We’re talking about the iPod with a scroll wheel under a screen, the iconic design that—along with the iMac—turned around Apple’s fortunes. 

A Sony Walkman on an orange background.

Florian Schmetz / Unsplash

So, why buy an old, used click-wheel iPod in 2021? The answer lies with tapes and personal stereos (aka the Walkman). I really don’t like the music app on my iPhone. It’s overwhelming, the interface is convoluted, and half the time, I can’t find what I want anyway.

I tried switching back to tape for a while partly because it’s just so much fun. But I found that I got way too hung up on making new tapes.

When cassettes were the only portable way to listen to music, you either bought or recorded everything. That was it. Now, with blank tapes costing way more, I found myself debating what music I wanted to record. Would I listen to this album enough, etc.? Add to that the fact that old Walkmans are hard to repair and unreliable, and you have a recipe for giving up. 

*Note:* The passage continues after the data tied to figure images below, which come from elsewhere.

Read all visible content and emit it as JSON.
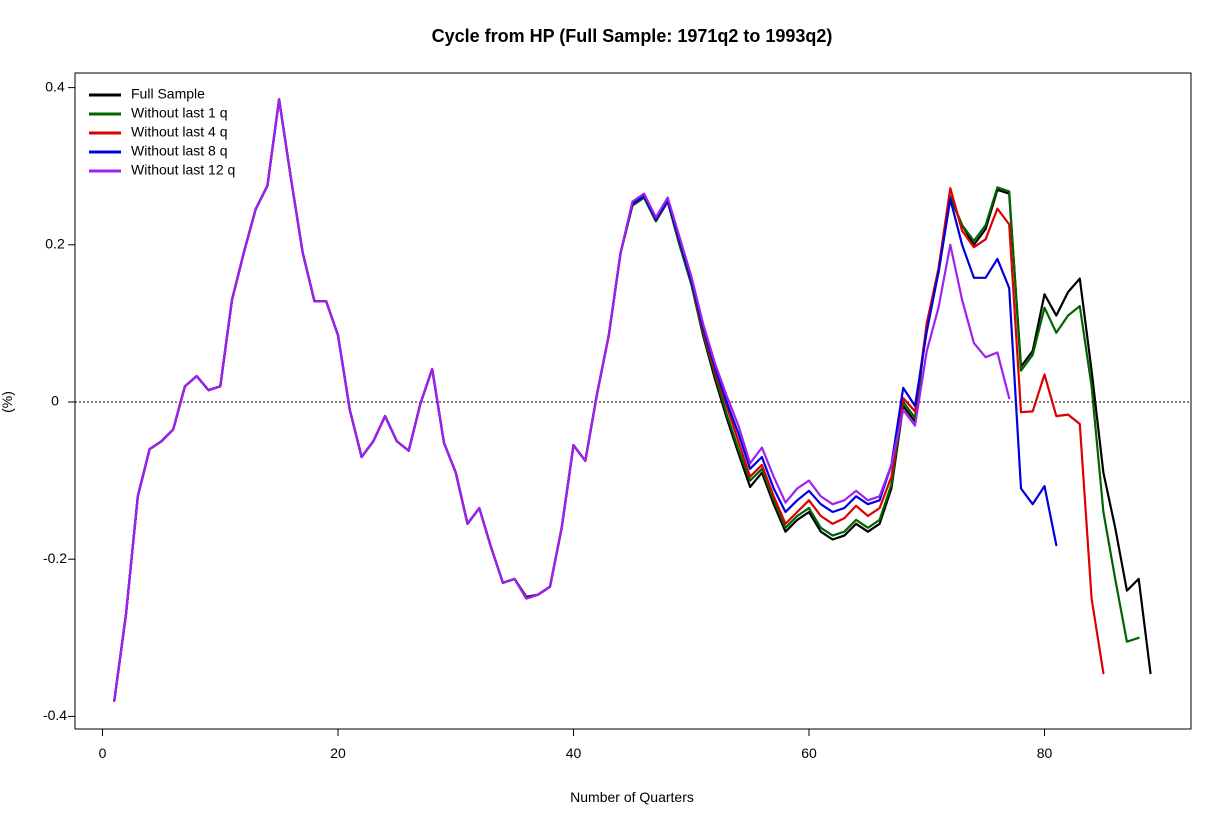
{
  "chart_data": {
    "type": "line",
    "title": "Cycle from HP (Full Sample: 1971q2 to 1993q2)",
    "xlabel": "Number of Quarters",
    "ylabel": "(%)",
    "xlim": [
      0,
      92
    ],
    "ylim": [
      -0.42,
      0.42
    ],
    "xticks": [
      0,
      20,
      40,
      60,
      80
    ],
    "yticks": [
      -0.4,
      -0.2,
      0,
      0.2,
      0.4
    ],
    "xtick_labels": [
      "0",
      "20",
      "40",
      "60",
      "80"
    ],
    "ytick_labels": [
      "-0.4",
      "-0.2",
      "0",
      "0.2",
      "0.4"
    ],
    "reference_line": {
      "y": 0,
      "style": "dotted"
    },
    "legend_position": "top-left",
    "series": [
      {
        "name": "Full Sample",
        "color": "#000000",
        "x_start": 1,
        "values": [
          -0.38,
          -0.27,
          -0.12,
          -0.06,
          -0.05,
          -0.035,
          0.02,
          0.033,
          0.015,
          0.02,
          0.13,
          0.19,
          0.245,
          0.275,
          0.385,
          0.285,
          0.19,
          0.128,
          0.128,
          0.085,
          -0.01,
          -0.07,
          -0.05,
          -0.018,
          -0.05,
          -0.062,
          -0.002,
          0.042,
          -0.052,
          -0.09,
          -0.155,
          -0.135,
          -0.185,
          -0.23,
          -0.225,
          -0.248,
          -0.245,
          -0.235,
          -0.16,
          -0.055,
          -0.075,
          0.01,
          0.085,
          0.19,
          0.25,
          0.26,
          0.23,
          0.255,
          0.2,
          0.15,
          0.085,
          0.03,
          -0.02,
          -0.065,
          -0.108,
          -0.09,
          -0.13,
          -0.165,
          -0.15,
          -0.14,
          -0.165,
          -0.175,
          -0.17,
          -0.155,
          -0.165,
          -0.155,
          -0.11,
          -0.005,
          -0.025,
          0.1,
          0.165,
          0.26,
          0.225,
          0.2,
          0.22,
          0.27,
          0.265,
          0.045,
          0.065,
          0.137,
          0.11,
          0.14,
          0.157,
          0.04,
          -0.09,
          -0.16,
          -0.24,
          -0.225,
          -0.345
        ]
      },
      {
        "name": "Without last 1 q",
        "color": "#006400",
        "x_start": 1,
        "values": [
          -0.38,
          -0.27,
          -0.12,
          -0.06,
          -0.05,
          -0.035,
          0.02,
          0.033,
          0.015,
          0.02,
          0.13,
          0.19,
          0.245,
          0.275,
          0.385,
          0.285,
          0.19,
          0.128,
          0.128,
          0.085,
          -0.01,
          -0.07,
          -0.05,
          -0.018,
          -0.05,
          -0.062,
          -0.002,
          0.042,
          -0.052,
          -0.09,
          -0.155,
          -0.135,
          -0.185,
          -0.23,
          -0.225,
          -0.25,
          -0.245,
          -0.235,
          -0.16,
          -0.055,
          -0.075,
          0.01,
          0.085,
          0.19,
          0.25,
          0.26,
          0.23,
          0.255,
          0.2,
          0.15,
          0.088,
          0.035,
          -0.015,
          -0.06,
          -0.1,
          -0.085,
          -0.125,
          -0.16,
          -0.145,
          -0.135,
          -0.16,
          -0.17,
          -0.165,
          -0.15,
          -0.16,
          -0.15,
          -0.105,
          0,
          -0.02,
          0.1,
          0.165,
          0.262,
          0.225,
          0.205,
          0.225,
          0.273,
          0.268,
          0.04,
          0.06,
          0.12,
          0.088,
          0.11,
          0.122,
          0.02,
          -0.14,
          -0.225,
          -0.305,
          -0.3
        ]
      },
      {
        "name": "Without last 4 q",
        "color": "#dd0000",
        "x_start": 1,
        "values": [
          -0.38,
          -0.27,
          -0.12,
          -0.06,
          -0.05,
          -0.035,
          0.02,
          0.033,
          0.015,
          0.02,
          0.13,
          0.19,
          0.245,
          0.275,
          0.385,
          0.285,
          0.19,
          0.128,
          0.128,
          0.085,
          -0.01,
          -0.07,
          -0.05,
          -0.018,
          -0.05,
          -0.062,
          -0.002,
          0.042,
          -0.052,
          -0.09,
          -0.155,
          -0.135,
          -0.185,
          -0.23,
          -0.225,
          -0.25,
          -0.245,
          -0.235,
          -0.16,
          -0.055,
          -0.075,
          0.01,
          0.085,
          0.19,
          0.252,
          0.262,
          0.232,
          0.256,
          0.205,
          0.155,
          0.092,
          0.04,
          -0.005,
          -0.05,
          -0.095,
          -0.08,
          -0.12,
          -0.155,
          -0.14,
          -0.125,
          -0.145,
          -0.155,
          -0.148,
          -0.132,
          -0.145,
          -0.135,
          -0.095,
          0.005,
          -0.012,
          0.1,
          0.17,
          0.272,
          0.218,
          0.197,
          0.207,
          0.246,
          0.226,
          -0.013,
          -0.012,
          0.035,
          -0.018,
          -0.016,
          -0.028,
          -0.25,
          -0.345
        ]
      },
      {
        "name": "Without last 8 q",
        "color": "#0000dd",
        "x_start": 1,
        "values": [
          -0.38,
          -0.27,
          -0.12,
          -0.06,
          -0.05,
          -0.035,
          0.02,
          0.033,
          0.015,
          0.02,
          0.13,
          0.19,
          0.245,
          0.275,
          0.385,
          0.285,
          0.19,
          0.128,
          0.128,
          0.085,
          -0.01,
          -0.07,
          -0.05,
          -0.018,
          -0.05,
          -0.062,
          -0.002,
          0.042,
          -0.052,
          -0.09,
          -0.155,
          -0.135,
          -0.185,
          -0.23,
          -0.225,
          -0.25,
          -0.245,
          -0.235,
          -0.16,
          -0.055,
          -0.075,
          0.01,
          0.085,
          0.19,
          0.252,
          0.262,
          0.232,
          0.256,
          0.205,
          0.155,
          0.095,
          0.045,
          0,
          -0.04,
          -0.085,
          -0.07,
          -0.11,
          -0.14,
          -0.125,
          -0.113,
          -0.13,
          -0.14,
          -0.135,
          -0.12,
          -0.13,
          -0.125,
          -0.08,
          0.018,
          -0.005,
          0.09,
          0.165,
          0.258,
          0.2,
          0.158,
          0.158,
          0.182,
          0.145,
          -0.11,
          -0.13,
          -0.107,
          -0.182
        ]
      },
      {
        "name": "Without last 12 q",
        "color": "#a020f0",
        "x_start": 1,
        "values": [
          -0.38,
          -0.27,
          -0.12,
          -0.06,
          -0.05,
          -0.035,
          0.02,
          0.033,
          0.015,
          0.02,
          0.13,
          0.19,
          0.245,
          0.275,
          0.385,
          0.285,
          0.19,
          0.128,
          0.128,
          0.085,
          -0.01,
          -0.07,
          -0.05,
          -0.018,
          -0.05,
          -0.062,
          -0.002,
          0.042,
          -0.052,
          -0.09,
          -0.155,
          -0.135,
          -0.185,
          -0.23,
          -0.225,
          -0.25,
          -0.245,
          -0.235,
          -0.16,
          -0.055,
          -0.075,
          0.01,
          0.085,
          0.19,
          0.255,
          0.265,
          0.235,
          0.26,
          0.21,
          0.16,
          0.1,
          0.05,
          0.008,
          -0.03,
          -0.078,
          -0.058,
          -0.095,
          -0.128,
          -0.11,
          -0.1,
          -0.12,
          -0.13,
          -0.125,
          -0.113,
          -0.125,
          -0.12,
          -0.08,
          -0.01,
          -0.03,
          0.065,
          0.12,
          0.2,
          0.13,
          0.075,
          0.057,
          0.063,
          0.005
        ]
      }
    ]
  }
}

The classic iPod has much of the appeal of the Walkman. It’s a dedicated device. It has a headphone jack (unlike the iPhone), and best of all, it has actual buttons that never move and always do the same thing. Like a camera with dials, or a stovetop with knobs, you never have to think about controlling it. You just do it. 

There are downsides. You lose the option to use Bluetooth headphones or control playback with an Apple Watch, but you don’t need either when you have buttons you can press without looking. Another downside is that you have to use Apple’s old 30-pin dock connector to charge it. Luckily, I still have a bunch of these in a drawer. 

The Options

Next up was deciding which model to buy. There are two overall options. Big classic iPod, with a spinning hard drive inside, or an earlier iPod nano, before Apple replaced the click wheel with a touch screen. Some might like the iPod mini, but I prefer the nano as it’s smaller and has more storage. 

An original iPod classic with an adapter to be able to connect professional grade headphones.

Brett Jordan / Unsplash

For nostalgia value, it’s hard to beat the originals with their mono LCD screens. But those things were heavy, and I always preferred the click wheel of the mini and later full-sized iPods. The original has physical clicky buttons around the wheel. The mini’s innovation was to make the wheel clicky, so you could spin and press. 

The iPod nano has one significant advantage over the bigger models. It has an SSD instead of a spinning internal hard drive. On the other hand, the hard drives were a lot bigger. The iPod Classic, Apple’s final old-style iPod model, packed up to 160GB. Also, you can swap the old HDD for a modern-day SSD, which can offer both more storage and increased battery life. 

In the end, the iPod Classic looks like the best deal. It’s the newest of all the iPods, it’s the most plentiful on the used market in my location, and it has all the advantages of the iPod’s great physical interface. The downside is that iFixit rates it as one of the hardest iPods to disassemble should you need to swap the battery or storage. 

The Alternatives

What if you want a dedicated music player but don’t want to deal with dying batteries, fragile hard drives, or legacy charging cables? Sony makes several Walkmans, and SanDisk makes some too, but none I have found uses the iPod’s scroll wheel. Also, iPods still sync with the music library on your Mac, although since Big Sur, you have to use the Finder, not the Music app.

So, I’m currently on a hunt for a used iPod Classic without too many scratches, which might just be the most ultimate portable music player ever.